Here at Brains Trust, I love a good drink. As I’ve written before, wine can make you more creative while regular coffee consumption can make you live longer.
But sometimes, you need to put the science to one side and think solely about what the other person will think of you. This is especially the case during business lunches when you’re trying to impress.
Here’s the rub. According to a study to be published in the April issue of the Journal of Consumer Psychology, simply being seen holding an alcoholic beverage makes you seem dumb.
Scott I Rick and Maurice E Schweitzer, researchers at the University of Michigan and the Wharton School of Business, know getting drunk makes you behave stupidly. But they wanted to look at how people perceived people who were drinking, even if they weren’t drunk.
To test this, they came up with five separate experiments where subjects were placed in a situation and asked to evaluate the intelligence and persuasiveness of someone speaking, either with an alcoholic drink in their hand, or with a glass of Coke. The people taking part in the experiment were told they were evaluating someone as a speaker, or evaluating their persuasiveness, with intelligence being one of the things they were asked to assess. A minimum of 100 people were selected for every specific experiment.
There was no difference in likeability between someone drinking or not drinking. But the researchers documented a clear bias against alcohol drinkers in the intelligence stakes. They dubbed it the ‘imbibing idiot bias’.

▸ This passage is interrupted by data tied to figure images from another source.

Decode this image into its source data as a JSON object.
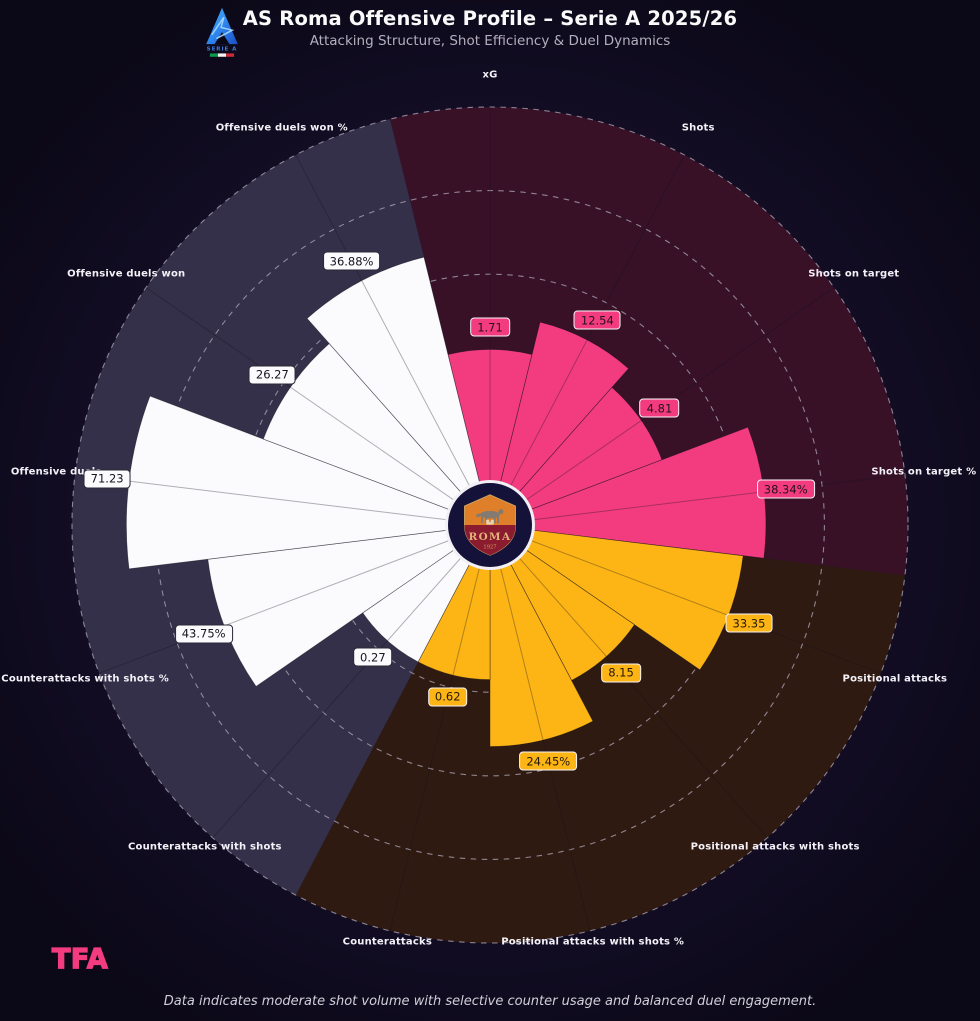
{
  "header": {
    "title": "AS Roma Offensive Profile – Serie A 2025/26",
    "subtitle": "Attacking Structure, Shot Efficiency & Duel Dynamics",
    "league_logo_text": "SERIE A"
  },
  "center_badge": {
    "club": "AS Roma",
    "crest_name": "ROMA",
    "crest_year": "1927"
  },
  "chart_data": {
    "type": "pizza",
    "title": "AS Roma Offensive Profile – Serie A 2025/26",
    "rings_pct": [
      20,
      40,
      60,
      80,
      100
    ],
    "grid": "dashed-circles",
    "legend_position": "none",
    "groups": [
      {
        "id": "shooting",
        "color": "#f33c80",
        "bg": "#381127",
        "box_border": "#f6f3f8",
        "box_text": "#26101c"
      },
      {
        "id": "attacks",
        "color": "#fdb515",
        "bg": "#2f1a11",
        "box_border": "#f6f3f8",
        "box_text": "#261a08"
      },
      {
        "id": "duels",
        "color": "#fbfafc",
        "bg": "#353049",
        "box_border": "#2b2837",
        "box_text": "#17151f"
      }
    ],
    "params": [
      {
        "label": "xG",
        "value": "1.71",
        "value_num": 1.71,
        "scaled_pct": 42,
        "group": "shooting"
      },
      {
        "label": "Shots",
        "value": "12.54",
        "value_num": 12.54,
        "scaled_pct": 50,
        "group": "shooting"
      },
      {
        "label": "Shots on target",
        "value": "4.81",
        "value_num": 4.81,
        "scaled_pct": 44,
        "group": "shooting"
      },
      {
        "label": "Shots on target %",
        "value": "38.34%",
        "value_num": 38.34,
        "scaled_pct": 66,
        "group": "shooting"
      },
      {
        "label": "Positional attacks",
        "value": "33.35",
        "value_num": 33.35,
        "scaled_pct": 61,
        "group": "attacks"
      },
      {
        "label": "Positional attacks with shots",
        "value": "8.15",
        "value_num": 8.15,
        "scaled_pct": 42,
        "group": "attacks"
      },
      {
        "label": "Positional attacks with shots %",
        "value": "24.45%",
        "value_num": 24.45,
        "scaled_pct": 53,
        "group": "attacks"
      },
      {
        "label": "Counterattacks",
        "value": "0.62",
        "value_num": 0.62,
        "scaled_pct": 37,
        "group": "attacks"
      },
      {
        "label": "Counterattacks with shots",
        "value": "0.27",
        "value_num": 0.27,
        "scaled_pct": 37,
        "group": "duels"
      },
      {
        "label": "Counterattacks with shots %",
        "value": "43.75%",
        "value_num": 43.75,
        "scaled_pct": 68,
        "group": "duels"
      },
      {
        "label": "Offensive duels",
        "value": "71.23",
        "value_num": 71.23,
        "scaled_pct": 87,
        "group": "duels"
      },
      {
        "label": "Offensive duels won",
        "value": "26.27",
        "value_num": 26.27,
        "scaled_pct": 58,
        "group": "duels"
      },
      {
        "label": "Offensive duels won %",
        "value": "36.88%",
        "value_num": 36.88,
        "scaled_pct": 66,
        "group": "duels"
      }
    ]
  },
  "footer": {
    "brand": "TFA",
    "note": "Data indicates moderate shot volume with selective counter usage and balanced duel engagement."
  }
}
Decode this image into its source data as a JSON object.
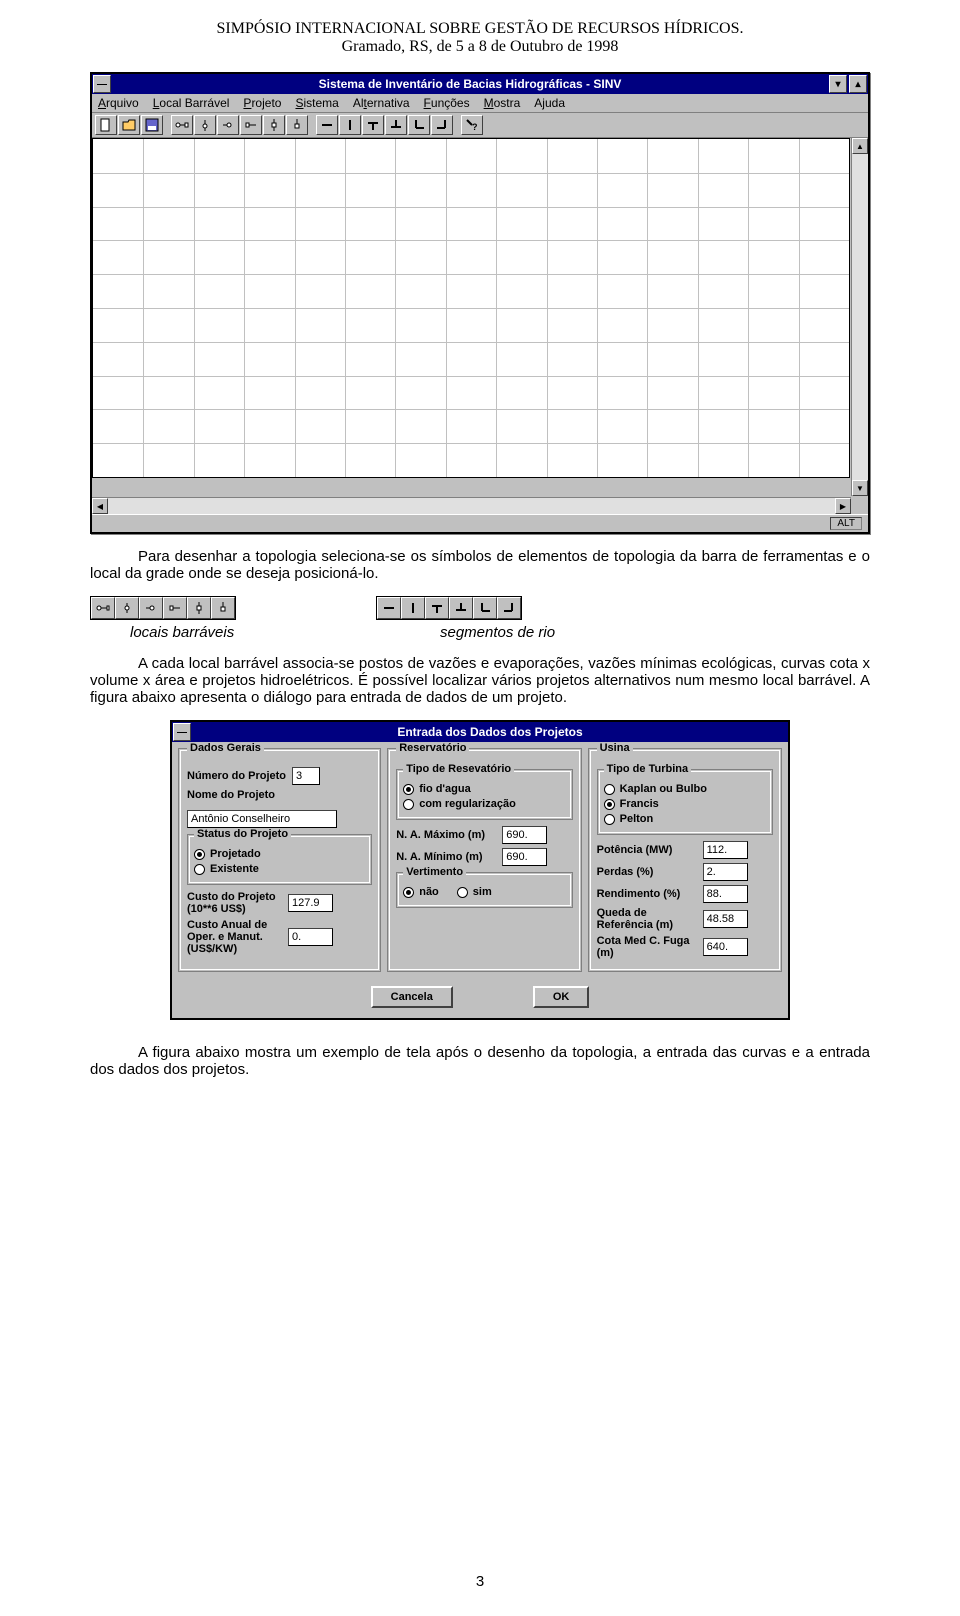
{
  "header": {
    "title": "SIMPÓSIO INTERNACIONAL SOBRE GESTÃO DE RECURSOS HÍDRICOS.",
    "subtitle": "Gramado, RS, de 5 a 8 de Outubro de 1998"
  },
  "app_window": {
    "title": "Sistema de Inventário de Bacias Hidrográficas - SINV",
    "menu": [
      "Arquivo",
      "Local Barrável",
      "Projeto",
      "Sistema",
      "Alternativa",
      "Funções",
      "Mostra",
      "Ajuda"
    ],
    "status": "ALT",
    "grid": {
      "cols": 15,
      "rows": 10,
      "bg": "#ffffff",
      "line": "#c0c0c0"
    }
  },
  "para1": "Para desenhar a topologia seleciona-se os símbolos de elementos de topologia da barra de ferramentas e o local da grade onde se deseja posicioná-lo.",
  "palette_labels": {
    "left": "locais barráveis",
    "right": "segmentos de rio"
  },
  "para2": "A cada local barrável associa-se postos de vazões e evaporações, vazões mínimas ecológicas, curvas cota x volume x área e projetos hidroelétricos. É possível localizar vários projetos alternativos num mesmo local barrável. A figura  abaixo apresenta o diálogo para entrada de dados de um projeto.",
  "dialog": {
    "title": "Entrada dos Dados dos Projetos",
    "groups": {
      "dados_gerais": {
        "title": "Dados Gerais",
        "numero_label": "Número do Projeto",
        "numero_value": "3",
        "nome_label": "Nome do Projeto",
        "nome_value": "Antônio Conselheiro",
        "status": {
          "title": "Status do Projeto",
          "options": [
            "Projetado",
            "Existente"
          ],
          "selected": 0
        },
        "custo_proj_label": "Custo do Projeto (10**6 US$)",
        "custo_proj_value": "127.9",
        "custo_anual_label": "Custo Anual de Oper. e Manut. (US$/KW)",
        "custo_anual_value": "0."
      },
      "reservatorio": {
        "title": "Reservatório",
        "tipo": {
          "title": "Tipo de Resevatório",
          "options": [
            "fio d'agua",
            "com regularização"
          ],
          "selected": 0
        },
        "na_max_label": "N. A. Máximo (m)",
        "na_max_value": "690.",
        "na_min_label": "N. A. Mínimo (m)",
        "na_min_value": "690.",
        "vertimento": {
          "title": "Vertimento",
          "options": [
            "não",
            "sim"
          ],
          "selected": 0
        }
      },
      "usina": {
        "title": "Usina",
        "tipo_turbina": {
          "title": "Tipo de Turbina",
          "options": [
            "Kaplan ou Bulbo",
            "Francis",
            "Pelton"
          ],
          "selected": 1
        },
        "potencia_label": "Potência (MW)",
        "potencia_value": "112.",
        "perdas_label": "Perdas (%)",
        "perdas_value": "2.",
        "rendimento_label": "Rendimento (%)",
        "rendimento_value": "88.",
        "queda_label": "Queda de Referência (m)",
        "queda_value": "48.58",
        "cota_label": "Cota Med C. Fuga (m)",
        "cota_value": "640."
      }
    },
    "buttons": {
      "cancel": "Cancela",
      "ok": "OK"
    }
  },
  "para3": "A figura abaixo mostra um exemplo de tela após o desenho da topologia, a entrada das curvas e a entrada dos dados dos projetos.",
  "page_number": "3",
  "colors": {
    "page_bg": "#ffffff",
    "win_bg": "#c0c0c0",
    "titlebar_bg": "#000080",
    "titlebar_fg": "#ffffff"
  }
}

Worryingly, this doesn’t square with what most executives think about wine when it comes to their own consumption, the researchers found. They asked 44 executive MBA students (ie working executives doing an MBA) whether they would order wine at a dinner interview. Most (70.5%) said they would, as it would make them seem more intelligent than ordering a soft drink.
Alcohol doesn’t make you dumb, the researchers add. In fact, they quote a number of studies that find moderate drinkers outperform those who never drink on a range of cognitive tests. Nonetheless, the bias persists.
Maybe save that glass of wine for lunch with friends.